West: Honestly, I haven’t, and I never really do. When I write, I think it helps to see yourself a bit in all the characters. You have to speak for them and generate them from nothingness, then they start taking their own lives for you. Then you can collaborate with these amazing actors. When Gugu [came] onboard, of course, the character changes and is shaped by her point of view as Sophie’s character is developed. I loved using actors like they’ve never been used before, like Ari Graynor, who gives such a beautiful dramatic performance in this show. It’s amazing how Stephan, Francois Arnaud, [and] all the actors brought everything to life.
BTL: What changes did you have to make to the script?
West: The show was originally set in London and Sophie was American. This idea of a stranger in a foreign land and having fled a past across an ocean and not telling anyone around you, even the people closest to [you]what you flee, has always been integrated. This idea that Sophie was an expat was on the show, but when Gugu became an executive producer and, of course, to star, I hadn’t seen her play British on American television before, and [thought] it would be [interesting] let her be British in America.

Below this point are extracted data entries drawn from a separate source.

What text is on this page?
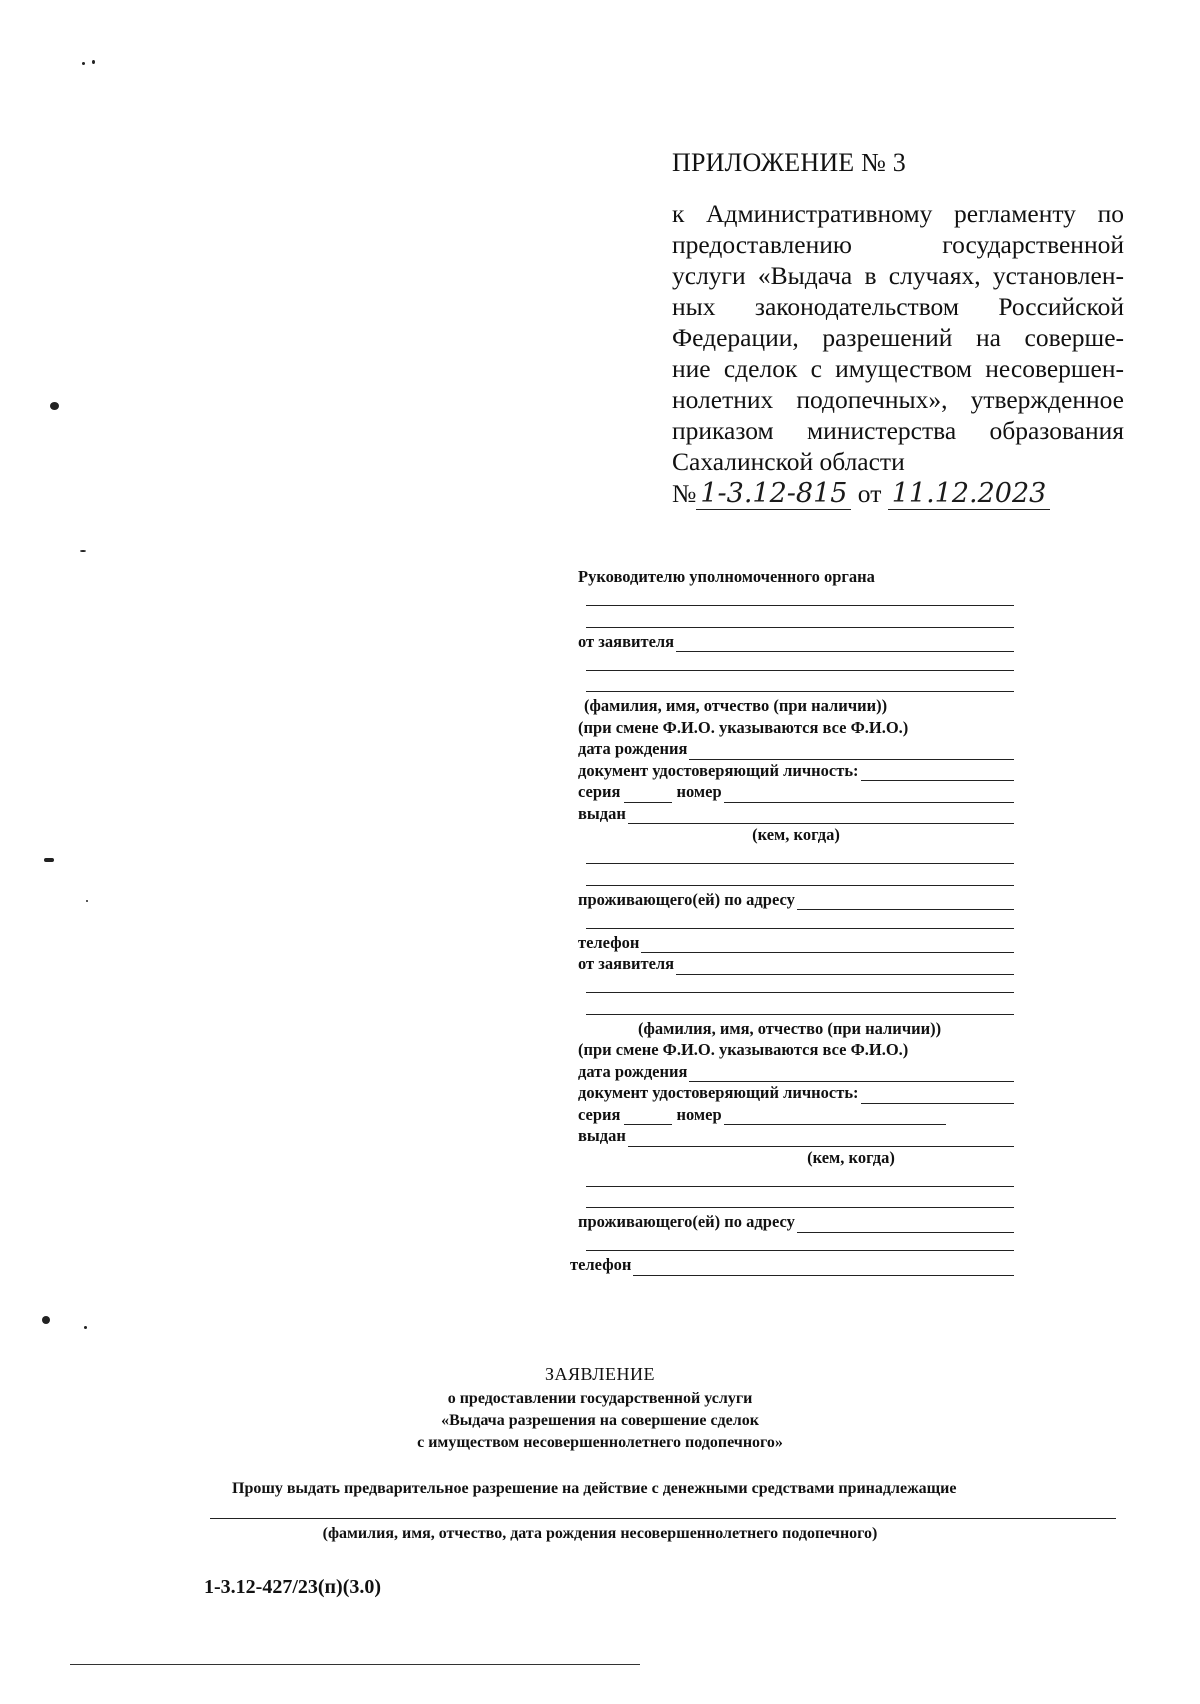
ПРИЛОЖЕНИЕ № 3
к Административному регламенту по
предоставлению государственной
услуги «Выдача в случаях, установлен-
ных законодательством Российской
Федерации, разрешений на соверше-
ние сделок с имуществом несовершен-
нолетних подопечных», утвержденное
приказом министерства образования
Сахалинской области
№ 1-3.12-815 от 11.12.2023
Руководителю уполномоченного органа
от заявителя
(фамилия, имя, отчество (при наличии))
(при смене Ф.И.О. указываются все Ф.И.О.)
дата рождения
документ удостоверяющий личность:
серия	номер
выдан
(кем, когда)
проживающего(ей) по адресу
телефон
от заявителя
(фамилия, имя, отчество (при наличии))
(при смене Ф.И.О. указываются все Ф.И.О.)
дата рождения
документ удостоверяющий личность:
серия	номер
выдан
(кем, когда)
проживающего(ей) по адресу
телефон
ЗАЯВЛЕНИЕ
о предоставлении государственной услуги
«Выдача разрешения на совершение сделок
с имуществом несовершеннолетнего подопечного»
Прошу выдать предварительное разрешение на действие с денежными средствами принадлежащие
(фамилия, имя, отчество, дата рождения несовершеннолетнего подопечного)
1-3.12-427/23(п)(3.0)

BTL: Who had to tell Gugu that his character, who masters the Tom Cruise Run quite well, had to run a lot throughout the series?
West: I hadn’t noticed that she runs like Tom Cruise [laughs] but I applaud him for inventing those San Francisco hills – not something I could have accomplished. Running had always been part of the character when it came to therapy and routine after the trauma she had been through. It’s also become a way for us as filmmakers to access Sophie’s feelings and really get inside her head and see what she’s thinking. I wish I had time to run!

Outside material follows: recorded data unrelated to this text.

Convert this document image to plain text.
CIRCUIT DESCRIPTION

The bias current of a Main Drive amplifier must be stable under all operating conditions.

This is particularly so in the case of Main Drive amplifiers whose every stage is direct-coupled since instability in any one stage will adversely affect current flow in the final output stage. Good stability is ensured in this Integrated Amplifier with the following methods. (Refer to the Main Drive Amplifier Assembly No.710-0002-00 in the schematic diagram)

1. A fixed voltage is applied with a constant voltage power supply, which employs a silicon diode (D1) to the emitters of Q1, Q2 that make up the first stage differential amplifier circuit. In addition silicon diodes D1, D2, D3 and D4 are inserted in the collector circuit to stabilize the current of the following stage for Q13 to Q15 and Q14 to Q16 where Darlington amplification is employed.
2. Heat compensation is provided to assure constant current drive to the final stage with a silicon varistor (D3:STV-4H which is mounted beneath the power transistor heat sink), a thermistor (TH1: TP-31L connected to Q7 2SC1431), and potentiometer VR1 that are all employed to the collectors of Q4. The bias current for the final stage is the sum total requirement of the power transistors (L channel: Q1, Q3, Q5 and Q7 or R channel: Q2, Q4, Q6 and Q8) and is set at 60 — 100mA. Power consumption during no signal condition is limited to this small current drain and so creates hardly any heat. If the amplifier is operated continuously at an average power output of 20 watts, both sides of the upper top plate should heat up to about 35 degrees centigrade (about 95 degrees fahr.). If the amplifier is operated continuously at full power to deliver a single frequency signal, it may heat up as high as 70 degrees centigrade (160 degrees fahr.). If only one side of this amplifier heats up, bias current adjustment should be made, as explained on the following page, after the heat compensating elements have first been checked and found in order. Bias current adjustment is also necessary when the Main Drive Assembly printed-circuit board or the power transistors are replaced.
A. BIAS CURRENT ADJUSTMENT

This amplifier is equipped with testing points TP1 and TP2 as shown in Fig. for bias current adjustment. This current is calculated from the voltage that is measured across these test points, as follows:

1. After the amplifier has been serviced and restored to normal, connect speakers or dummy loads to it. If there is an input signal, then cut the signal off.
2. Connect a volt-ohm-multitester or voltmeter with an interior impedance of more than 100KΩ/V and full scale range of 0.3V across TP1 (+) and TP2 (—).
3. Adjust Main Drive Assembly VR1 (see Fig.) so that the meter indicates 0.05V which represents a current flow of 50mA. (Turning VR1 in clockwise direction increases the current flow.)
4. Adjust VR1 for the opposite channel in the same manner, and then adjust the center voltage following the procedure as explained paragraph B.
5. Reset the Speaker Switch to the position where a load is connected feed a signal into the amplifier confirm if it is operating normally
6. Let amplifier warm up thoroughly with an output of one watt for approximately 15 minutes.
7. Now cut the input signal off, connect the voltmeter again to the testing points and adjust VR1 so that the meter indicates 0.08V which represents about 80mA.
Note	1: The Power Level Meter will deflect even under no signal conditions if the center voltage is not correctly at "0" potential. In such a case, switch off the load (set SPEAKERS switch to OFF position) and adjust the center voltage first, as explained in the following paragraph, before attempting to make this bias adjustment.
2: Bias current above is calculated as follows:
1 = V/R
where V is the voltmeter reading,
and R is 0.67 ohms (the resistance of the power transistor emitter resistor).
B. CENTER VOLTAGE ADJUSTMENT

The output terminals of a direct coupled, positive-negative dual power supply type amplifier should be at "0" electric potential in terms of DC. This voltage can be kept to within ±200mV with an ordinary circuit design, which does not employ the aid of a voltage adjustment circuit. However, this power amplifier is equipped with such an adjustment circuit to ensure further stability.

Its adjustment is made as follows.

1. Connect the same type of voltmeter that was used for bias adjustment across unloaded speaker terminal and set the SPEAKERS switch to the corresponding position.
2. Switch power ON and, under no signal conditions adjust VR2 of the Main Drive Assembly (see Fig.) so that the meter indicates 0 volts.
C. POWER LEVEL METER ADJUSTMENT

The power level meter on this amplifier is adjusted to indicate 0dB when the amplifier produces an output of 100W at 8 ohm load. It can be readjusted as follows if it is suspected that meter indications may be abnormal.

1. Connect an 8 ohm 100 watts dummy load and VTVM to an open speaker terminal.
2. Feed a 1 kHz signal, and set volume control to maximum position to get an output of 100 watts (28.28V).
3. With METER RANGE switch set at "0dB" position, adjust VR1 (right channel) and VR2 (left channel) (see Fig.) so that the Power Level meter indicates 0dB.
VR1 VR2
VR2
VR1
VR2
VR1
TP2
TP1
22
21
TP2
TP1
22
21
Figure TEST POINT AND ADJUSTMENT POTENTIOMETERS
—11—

BTL: What have been the biggest challenges for you as showrunner?
West: Shooting the show while preparing the show at the same time while having two small children. [laughs] It was difficult to put on a show during the height of the pandemic, which added an extra layer of complexity for everyone doing their jobs. We had an incredible team in Vancouver and safety was the top priority. I really applaud everyone who goes that extra mile to make the show happen.
But it’s all a challenge, from looking inside and finding a story you think is worth telling, to ‘why do you get up at three in the morning, standing under rain under a tent with electrical cords?’ [laughs] There are always little incidents, like, ‘oh my God, we can’t clean this necklace that’s supposed to be in the next three episodes starting tomorrow, so someone has to make a necklace overnight!’
BTL: How would you describe the support you received from Reese Witherspoon and her production company, Hello Sunshine?
West: Reese is an incredible advocate for female writers and producers, and just a force to be reckoned with. She produced this show with her producing partner, Lauren Lévy Neustadtermostly by myself [and] an idea. She brought Gugu on board, and they have this incredible ability to protect vision [of] and championing the writers they work with, and churning things out at a truly astonishing speed and level of intensity. It’s amazing to work with almost exclusively female executive producers and our wonderful executives at Apple. We’re doing a show that’s in some ways for women, but it’s definitely about a woman’s story and it’s great to be able to tell that as a team.
BTL: What were the main themes you wanted to communicate to the audience?
West: The show, for me, is really about identity and this idea of being different people at different times in your life. For everyone, I think you are evolving and changing. I think of walking down the street and seeing the 20-year-old version of me and wondering if we could even identify with each other and how different that person really was, and [whether we] would even recognize each other. I think everyone can relate to that idea to some degree. If I was having lunch with myself at 14, I would say, “Relax and enjoy the ride.
Surface Episode 7 is now streaming on Apple TV+, with the series finale slated for next Friday.